Beim Löschen sieht es finster aus

Bei Sony ist aus den Datenschutzbedingungen nicht ersichtlich, ob und was gespeichert ist, ebensowenig beim Barnes & Noble Nook, den es mittlerweile auch in Europa gibt. Beim Löschen sieht es ganz finster aus: Nur Anbieter Kobo erlaubt das schnelle Ändern persönlicher Informationen, konkurrierende Dienste lassen schon mal frühere Versionen auf dem Server liegen.

Die Datenweitergabe für Marketing- und Werbezwecke ist ein weiteres Problem: Bei allen E-Book-Verkäufern bis auf Google und Adobe Content Server muss ein explizites „Opt-Out“ an den Anbieter übermittelt werden, damit das nicht passiert. Teilweise wird aber zum Glück nur mit aggregierten Daten gearbeitet: also mit Informationen ganzer Nutzergruppen.

Google teilt Infos auch mit seinen anderen Diensten, wie dies mittlerweile bei vielen Angeboten des Suchriesen der Fall ist. Natürlich behalten sich die Firmen auch vor, Leserdaten an Ermittlungsbehörden weiterzureichen.

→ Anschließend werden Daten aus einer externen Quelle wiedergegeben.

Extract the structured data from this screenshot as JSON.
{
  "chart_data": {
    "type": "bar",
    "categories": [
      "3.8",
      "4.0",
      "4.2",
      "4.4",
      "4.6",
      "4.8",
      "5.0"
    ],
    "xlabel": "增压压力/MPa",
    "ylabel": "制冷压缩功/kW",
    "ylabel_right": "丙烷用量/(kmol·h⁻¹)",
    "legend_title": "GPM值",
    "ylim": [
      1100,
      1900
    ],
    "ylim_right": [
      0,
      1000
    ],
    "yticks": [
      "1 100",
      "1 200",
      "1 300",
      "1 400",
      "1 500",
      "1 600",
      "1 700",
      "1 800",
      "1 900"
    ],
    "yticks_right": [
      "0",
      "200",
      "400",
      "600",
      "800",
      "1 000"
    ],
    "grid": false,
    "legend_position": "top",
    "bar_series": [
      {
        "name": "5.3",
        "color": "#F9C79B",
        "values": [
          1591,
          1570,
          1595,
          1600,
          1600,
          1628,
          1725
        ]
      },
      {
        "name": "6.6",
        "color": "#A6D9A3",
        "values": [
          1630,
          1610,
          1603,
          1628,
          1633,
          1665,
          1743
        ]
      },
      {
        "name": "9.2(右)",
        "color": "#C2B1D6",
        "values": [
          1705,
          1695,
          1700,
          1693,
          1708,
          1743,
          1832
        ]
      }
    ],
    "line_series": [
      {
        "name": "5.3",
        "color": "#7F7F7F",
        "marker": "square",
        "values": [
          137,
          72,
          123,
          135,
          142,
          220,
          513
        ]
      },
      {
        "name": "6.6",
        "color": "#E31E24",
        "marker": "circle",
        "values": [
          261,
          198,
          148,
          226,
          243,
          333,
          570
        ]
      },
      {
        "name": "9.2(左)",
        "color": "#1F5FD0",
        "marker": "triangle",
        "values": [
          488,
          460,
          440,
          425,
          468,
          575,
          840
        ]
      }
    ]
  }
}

Und wer beispielsweise bei Kobo oder Sony ein Magazinabo geschlossen hat, muss damit rechnen, dass seine Daten auch bei dem jeweiligen Verlag landen. Ein weiteres Ärgernis, das die EFF-Untersuchung herausstellt, ist die fehlende Kompatibilität zwischen den Plattformen. So lässt sich beispielsweise Amazons hauseigenes „AZW“-Kopierschutzformat nicht auf andere Geräte übertragen, im Gegenzug beherrschen die Kindles standardmäßig den sonst so beliebten „EPUB“-Standard nicht.